Francisco Tena

Personal information
- Full name: Francisco Tena Guimerà
- Date of birth: 29 September 1901
- Place of birth: Cabanes, Spain
- Date of death: 6 August 1954 (aged 52)
- Place of death: Barcelona, Spain
- Position(s): Forward

Senior career*
- Years: Team / Apps / (Gls)
- 1920–1928: CE Sabadell
- 1928–1931: RCD Espanyol / 26 / (8)
- 1931: CE Sabadell

International career
- Catalonia / 8 / (1)

= Francisco Tena (footballer, born 1901) =

Spanish footballer

Francisco Tena Guimerà (29 September 1901 - 6 August 1954), also known as Tena II, was a Spanish footballer who played as a forward for RCD Espanyol.

==Club career==
Born in Cabanes, he moved to Sabadell at a very young age for family reasons. In 1920 he joined the first team of CE Sabadell, where he shared a dressing room with his brothers Juan (Tena I) and Josep (Tena III), and thus, in order to avoid confusion, they started appearing as Tena I, II and III on the scoreboards. In March 1928, together with his brother Juan and at the same time as Crisant Bosch and Julio Káiser, he signed for Espanyol.
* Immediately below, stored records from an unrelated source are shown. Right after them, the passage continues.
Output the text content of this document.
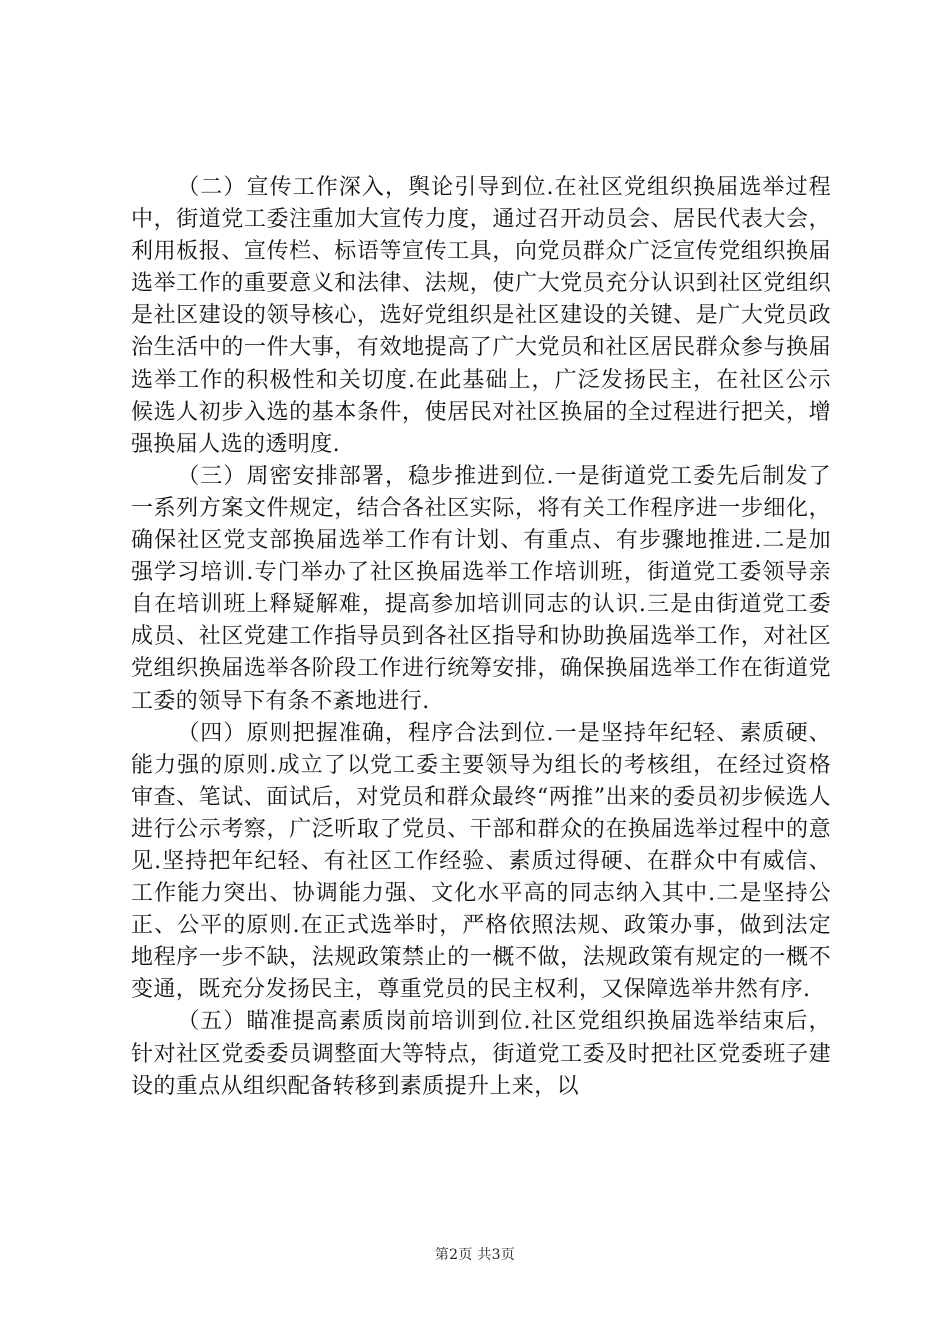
（二）宣传工作深入，舆论引导到位.在社区党组织换届选举过程中，街道党工委注重加大宣传力度，通过召开动员会、居民代表大会，利用板报、宣传栏、标语等宣传工具，向党员群众广泛宣传党组织换届选举工作的重要意义和法律、法规，使广大党员充分认识到社区党组织是社区建设的领导核心，选好党组织是社区建设的关键、是广大党员政治生活中的一件大事，有效地提高了广大党员和社区居民群众参与换届选举工作的积极性和关切度.在此基础上，广泛发扬民主，在社区公示候选人初步入选的基本条件，使居民对社区换届的全过程进行把关，增强换届人选的透明度.

（三）周密安排部署，稳步推进到位.一是街道党工委先后制发了一系列方案文件规定，结合各社区实际，将有关工作程序进一步细化，确保社区党支部换届选举工作有计划、有重点、有步骤地推进.二是加强学习培训.专门举办了社区换届选举工作培训班，街道党工委领导亲自在培训班上释疑解难，提高参加培训同志的认识.三是由街道党工委成员、社区党建工作指导员到各社区指导和协助换届选举工作，对社区党组织换届选举各阶段工作进行统筹安排，确保换届选举工作在街道党工委的领导下有条不紊地进行.

（四）原则把握准确，程序合法到位.一是坚持年纪轻、素质硬、能力强的原则.成立了以党工委主要领导为组长的考核组，在经过资格审查、笔试、面试后，对党员和群众最终“两推”出来的委员初步候选人进行公示考察，广泛听取了党员、干部和群众的在换届选举过程中的意见.坚持把年纪轻、有社区工作经验、素质过得硬、在群众中有威信、工作能力突出、协调能力强、文化水平高的同志纳入其中.二是坚持公正、公平的原则.在正式选举时，严格依照法规、政策办事，做到法定地程序一步不缺，法规政策禁止的一概不做，法规政策有规定的一概不变通，既充分发扬民主，尊重党员的民主权利，又保障选举井然有序.

（五）瞄准提高素质岗前培训到位.社区党组织换届选举结束后，针对社区党委委员调整面大等特点，街道党工委及时把社区党委班子建设的重点从组织配备转移到素质提升上来，以

第2页 共3页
He played a pivotal role in helping the club to win the 1928–29 Catalonia championship and reach the 1929 Copa del Rey Final, in which he scored the opening goal of an 2–1 win over Real Madrid, thus contributing decisively to the first-ever Copa del Rey title in the history of Espanyol. In 1931 he returned briefly to Sabadell before ending his career.

==International career==
He represented the Catalonia national team 8 times, scoring once, in a 9–0 win over a representing team of Brussels on 16 June 1927.